Tags: #Intriga, policíaco

Ángel caído (10 page)

Después se paró de golpe por la sorpresa.

La iglesia estaba llena de gente.

Todo el mundo vestido de negro por respeto a su madre.

Al principio no reconoció a nadie entre las muchas caras que aparecían. Luego empezó a distinguir algunas. El abogado, Nils Vetman, estaba sentado al final de una fila. Le sorprendió ver al médico forense, Moses Hammar, sentado en uno de los bancos de delante. Por lo que Nova sabía, nunca había visto a Elisabeth Barakel en vida, y a Nova apenas un par de minutos cuando describió a su madre para la identificación. Un empleado de la iglesia llamó su atención cuando le preguntó:

—¿Eres la hija?

Nova asintió con la cabeza y dejó que la dirigieran hacia el pasillo del altar. Sobre ella se erigía el candelabro de latón de siete brazos, de más de cuatro metros, que estaba situado en el coro sobre una base de mármol. La llevaron hasta el primer banco. Allí se encontraban unos cuantos parientes que parecían afligidos por ella. Nunca antes se había relacionado con ellos, así que tampoco le apetecía hacerlo ahora; les devolvió la sonrisa, pero no dijo nada. Parecieron conformes.

Cuando iba a sentarse, aún vio a otra persona que reconocía. Peter Dagon estaba de pie al fondo y se apoyaba en una de las pesadas columnas de ladrillo de la iglesia. Su vestimenta era impecable, con un toque inglés. Le devolvió a Nova una mirada de reconocimiento. No le sorprendía verlo. «Si te dan veintiséis millones, por lo menos tendrás que aparecer por el entierro», pensó. Esta vez estaba totalmente decidida a hablar con él.

Nova había llegado en el último segundo. El cura empezó a hablar. No se dio cuenta de lo que decía porque estaba demasiado fascinada con la gran cantidad de gente que escuchaba. Giraba la cabeza hacia los lados y se volvía para descubrir algún dato sobre quiénes eran. Al final se rindió y fijó la vista en el ataúd. Nova recordaba que el modelo se llamaba Varum. Era de roble barnizado en negro y completamente liso. «Mi madre seguramente pensaría que era demasiado moderno —pensó Nova—, pero es bonito.» Había costado trece mil. Nova no había mirado la etiqueta con el precio, pero sí que tuvo en cuenta que fuera ecológico. Toda la producción se hacía según la norma ISO 14001, garantizó el de la funeraria. Encima había una corona de rosas cultivadas cerca de allí.

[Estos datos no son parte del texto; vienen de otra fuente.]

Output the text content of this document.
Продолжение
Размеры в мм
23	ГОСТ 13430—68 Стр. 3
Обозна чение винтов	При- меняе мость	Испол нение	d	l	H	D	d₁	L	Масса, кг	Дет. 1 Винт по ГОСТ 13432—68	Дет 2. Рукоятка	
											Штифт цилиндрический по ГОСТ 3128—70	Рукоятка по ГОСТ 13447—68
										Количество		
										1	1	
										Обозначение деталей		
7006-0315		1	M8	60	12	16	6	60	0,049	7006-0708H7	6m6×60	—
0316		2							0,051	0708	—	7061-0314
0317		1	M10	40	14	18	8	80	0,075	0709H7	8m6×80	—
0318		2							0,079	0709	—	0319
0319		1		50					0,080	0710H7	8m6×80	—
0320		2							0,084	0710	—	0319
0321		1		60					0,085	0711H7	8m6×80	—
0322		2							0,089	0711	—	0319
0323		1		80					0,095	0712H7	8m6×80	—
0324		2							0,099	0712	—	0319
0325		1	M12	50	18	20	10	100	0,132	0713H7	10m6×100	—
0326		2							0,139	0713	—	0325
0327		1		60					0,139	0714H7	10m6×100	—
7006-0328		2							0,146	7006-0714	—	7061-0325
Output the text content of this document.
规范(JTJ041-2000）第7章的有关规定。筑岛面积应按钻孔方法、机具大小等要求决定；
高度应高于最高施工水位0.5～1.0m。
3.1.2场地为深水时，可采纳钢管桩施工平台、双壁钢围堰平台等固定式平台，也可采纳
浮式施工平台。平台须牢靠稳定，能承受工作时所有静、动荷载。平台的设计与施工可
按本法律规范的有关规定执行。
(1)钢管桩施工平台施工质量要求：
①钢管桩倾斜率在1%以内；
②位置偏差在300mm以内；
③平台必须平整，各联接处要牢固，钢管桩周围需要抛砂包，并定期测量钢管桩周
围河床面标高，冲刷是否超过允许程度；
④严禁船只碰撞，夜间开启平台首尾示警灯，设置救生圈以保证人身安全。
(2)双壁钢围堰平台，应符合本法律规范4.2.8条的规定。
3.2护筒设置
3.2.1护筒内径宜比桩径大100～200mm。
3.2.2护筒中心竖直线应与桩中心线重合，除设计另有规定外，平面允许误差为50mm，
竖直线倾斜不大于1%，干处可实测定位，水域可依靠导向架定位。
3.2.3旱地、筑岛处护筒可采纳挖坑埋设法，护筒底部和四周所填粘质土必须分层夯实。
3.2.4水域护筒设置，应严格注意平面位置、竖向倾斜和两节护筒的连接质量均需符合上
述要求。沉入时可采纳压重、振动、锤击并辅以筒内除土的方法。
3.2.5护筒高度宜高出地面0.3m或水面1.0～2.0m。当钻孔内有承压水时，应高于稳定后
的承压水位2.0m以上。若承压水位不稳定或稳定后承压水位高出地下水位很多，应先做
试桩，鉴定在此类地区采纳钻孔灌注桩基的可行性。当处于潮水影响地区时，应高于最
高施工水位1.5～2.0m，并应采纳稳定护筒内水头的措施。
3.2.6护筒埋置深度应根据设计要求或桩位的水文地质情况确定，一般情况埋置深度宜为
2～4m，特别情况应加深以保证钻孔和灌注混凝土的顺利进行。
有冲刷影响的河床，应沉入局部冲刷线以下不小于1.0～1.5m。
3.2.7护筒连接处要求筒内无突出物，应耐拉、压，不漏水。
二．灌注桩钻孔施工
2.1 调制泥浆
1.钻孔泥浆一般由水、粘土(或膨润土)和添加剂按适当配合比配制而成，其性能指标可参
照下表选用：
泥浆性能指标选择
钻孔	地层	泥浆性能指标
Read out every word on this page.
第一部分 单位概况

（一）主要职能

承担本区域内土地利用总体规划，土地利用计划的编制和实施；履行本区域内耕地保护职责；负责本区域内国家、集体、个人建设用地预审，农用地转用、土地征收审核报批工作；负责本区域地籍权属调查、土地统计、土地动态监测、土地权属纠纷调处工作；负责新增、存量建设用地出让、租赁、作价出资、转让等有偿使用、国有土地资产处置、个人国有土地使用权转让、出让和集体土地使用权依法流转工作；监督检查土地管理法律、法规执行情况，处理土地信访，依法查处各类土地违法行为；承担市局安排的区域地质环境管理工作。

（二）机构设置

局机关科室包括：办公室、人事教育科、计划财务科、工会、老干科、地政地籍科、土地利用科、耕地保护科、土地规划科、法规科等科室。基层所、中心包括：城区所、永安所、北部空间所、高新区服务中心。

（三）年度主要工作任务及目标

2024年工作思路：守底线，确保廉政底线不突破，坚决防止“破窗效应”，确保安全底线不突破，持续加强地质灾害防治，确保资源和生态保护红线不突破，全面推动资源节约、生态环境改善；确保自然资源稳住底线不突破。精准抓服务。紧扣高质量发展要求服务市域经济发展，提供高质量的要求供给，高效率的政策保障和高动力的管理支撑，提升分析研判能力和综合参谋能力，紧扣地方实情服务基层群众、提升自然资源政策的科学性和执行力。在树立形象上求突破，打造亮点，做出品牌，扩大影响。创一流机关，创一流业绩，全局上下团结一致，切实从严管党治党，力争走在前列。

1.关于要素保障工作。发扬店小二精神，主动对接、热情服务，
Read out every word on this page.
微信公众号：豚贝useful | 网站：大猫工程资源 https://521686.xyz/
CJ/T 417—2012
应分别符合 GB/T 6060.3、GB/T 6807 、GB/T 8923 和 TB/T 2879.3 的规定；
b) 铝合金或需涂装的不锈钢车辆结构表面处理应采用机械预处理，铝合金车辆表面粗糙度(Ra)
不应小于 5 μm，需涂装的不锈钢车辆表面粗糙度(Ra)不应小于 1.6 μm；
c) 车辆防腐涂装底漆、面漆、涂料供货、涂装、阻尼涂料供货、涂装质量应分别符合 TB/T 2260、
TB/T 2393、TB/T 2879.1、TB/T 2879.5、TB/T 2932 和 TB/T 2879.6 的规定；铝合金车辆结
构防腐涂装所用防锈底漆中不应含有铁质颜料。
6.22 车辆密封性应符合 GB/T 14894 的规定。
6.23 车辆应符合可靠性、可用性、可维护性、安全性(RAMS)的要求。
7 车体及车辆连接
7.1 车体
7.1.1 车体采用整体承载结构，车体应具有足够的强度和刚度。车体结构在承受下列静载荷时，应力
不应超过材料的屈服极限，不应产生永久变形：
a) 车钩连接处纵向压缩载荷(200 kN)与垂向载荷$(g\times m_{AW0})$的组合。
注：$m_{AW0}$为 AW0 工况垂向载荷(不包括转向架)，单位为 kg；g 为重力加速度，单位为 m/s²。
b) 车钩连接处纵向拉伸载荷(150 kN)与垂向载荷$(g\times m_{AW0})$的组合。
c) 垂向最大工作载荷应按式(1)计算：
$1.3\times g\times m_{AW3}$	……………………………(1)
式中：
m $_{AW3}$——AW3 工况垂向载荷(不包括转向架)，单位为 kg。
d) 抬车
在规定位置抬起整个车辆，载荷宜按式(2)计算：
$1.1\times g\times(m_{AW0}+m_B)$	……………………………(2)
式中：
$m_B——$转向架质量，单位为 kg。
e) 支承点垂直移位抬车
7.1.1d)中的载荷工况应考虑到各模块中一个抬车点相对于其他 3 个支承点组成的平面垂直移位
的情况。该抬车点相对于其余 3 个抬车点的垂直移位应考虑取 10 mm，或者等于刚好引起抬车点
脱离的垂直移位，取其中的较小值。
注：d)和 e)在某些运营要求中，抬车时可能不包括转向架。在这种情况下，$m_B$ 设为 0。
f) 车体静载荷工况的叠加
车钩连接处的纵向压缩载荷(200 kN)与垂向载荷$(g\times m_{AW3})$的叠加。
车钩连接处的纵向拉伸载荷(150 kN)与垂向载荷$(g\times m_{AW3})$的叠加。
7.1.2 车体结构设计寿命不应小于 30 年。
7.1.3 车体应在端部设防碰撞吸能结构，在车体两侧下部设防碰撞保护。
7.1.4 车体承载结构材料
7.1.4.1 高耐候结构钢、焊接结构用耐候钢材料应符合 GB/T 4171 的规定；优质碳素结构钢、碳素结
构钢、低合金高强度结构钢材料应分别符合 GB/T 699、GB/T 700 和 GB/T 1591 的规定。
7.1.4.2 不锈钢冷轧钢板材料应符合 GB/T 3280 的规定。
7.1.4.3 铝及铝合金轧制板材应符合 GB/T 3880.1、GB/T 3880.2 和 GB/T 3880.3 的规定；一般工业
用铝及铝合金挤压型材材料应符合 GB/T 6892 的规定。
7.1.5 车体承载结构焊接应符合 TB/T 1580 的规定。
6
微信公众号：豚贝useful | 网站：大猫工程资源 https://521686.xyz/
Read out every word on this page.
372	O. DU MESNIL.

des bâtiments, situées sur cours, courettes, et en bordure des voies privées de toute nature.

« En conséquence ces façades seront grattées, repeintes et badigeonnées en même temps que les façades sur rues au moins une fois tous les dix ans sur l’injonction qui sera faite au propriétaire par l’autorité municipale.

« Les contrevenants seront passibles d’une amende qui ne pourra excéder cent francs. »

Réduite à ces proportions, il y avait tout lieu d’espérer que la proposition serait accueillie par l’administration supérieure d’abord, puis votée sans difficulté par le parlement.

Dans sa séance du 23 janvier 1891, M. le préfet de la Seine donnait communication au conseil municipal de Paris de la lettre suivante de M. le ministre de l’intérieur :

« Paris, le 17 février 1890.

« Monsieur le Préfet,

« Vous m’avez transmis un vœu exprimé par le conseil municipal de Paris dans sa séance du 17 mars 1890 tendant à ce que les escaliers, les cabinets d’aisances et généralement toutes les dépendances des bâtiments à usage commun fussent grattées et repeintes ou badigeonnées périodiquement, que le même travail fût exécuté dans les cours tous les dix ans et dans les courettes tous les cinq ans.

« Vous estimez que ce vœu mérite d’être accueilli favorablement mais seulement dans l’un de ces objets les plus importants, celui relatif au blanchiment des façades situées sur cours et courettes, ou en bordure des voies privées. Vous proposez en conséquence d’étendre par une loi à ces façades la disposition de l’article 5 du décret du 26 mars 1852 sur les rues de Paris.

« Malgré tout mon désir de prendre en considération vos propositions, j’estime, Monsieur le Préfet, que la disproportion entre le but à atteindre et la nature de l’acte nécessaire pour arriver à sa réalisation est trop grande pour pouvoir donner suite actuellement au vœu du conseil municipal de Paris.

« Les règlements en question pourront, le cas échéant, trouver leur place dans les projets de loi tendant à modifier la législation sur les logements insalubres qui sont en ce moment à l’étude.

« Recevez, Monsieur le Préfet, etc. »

Lo único que la madre de Nova había escrito en su testamento sobre el entierro fue que quería que la incineraran. Si Nova hubiera podido decidir, su madre no desaparecería en una burbuja gigante de dióxido de carbono. En una incineración normal, se desprenden cincuenta kilos de dióxido de carbono, había leído en el periódico nacional,
Svenska Dagbladet
. Lo más ecológico era un entierro en una caja de cartón, bajo un árbol, y así volver al ciclo natural. Aquello sí que la atraía: integrarse con la naturaleza despacio, en lugar de pasarse un montón de tiempo debajo de una cruz en el cementerio. No sólo teniendo en cuenta el medio ambiente, sino también la paz espiritual.

El cura había dejado de hablar. Alguien empujó suavemente a Nova. Miró hacia arriba y se dio cuenta de que era el pariente más allegado, por lo que debía iniciar la procesión del duelo de despedida. Con una sola rosa en la mano, fue hasta el ataúd. Nova le dijo adiós a su madre con el pensamiento, pero no pudo formular ni una sola palabra. Por el contrario, se quedó callada y vacía con la mirada baja y después puso la rosa sobre el ataúd. Veinte minutos más tarde, Peter Dagon puso la última flor encima de la gran montaña de plantas mutiladas. Era un clavel blanco.

Al acabar el funeral, Nova fue rápidamente conducida a la puerta de la iglesia para recibir las condolencias. No había hecho preparar ningún tipo de refrigerio dado que no creía que acudiera nadie. Así que se sintió mezquina, pero en seguida se le pasó y pudo concentrarse en saludar de forma aceptable a todos los que se acercaban a ella. Al final, la iglesia se quedó vacía y Nova se sentía completamente exhausta. Cuando le dio las gracias al cura se dio cuenta de que Peter Dagon no había salido por la puerta.

Murmuró algo sobre la pérdida de un pendiente y entró de nuevo en la iglesia a buscarlo. Pero Peter Dagon no estaba allí. La iglesia se había quedado vacía, a excepción del cuerpo muerto de la madre de Nova.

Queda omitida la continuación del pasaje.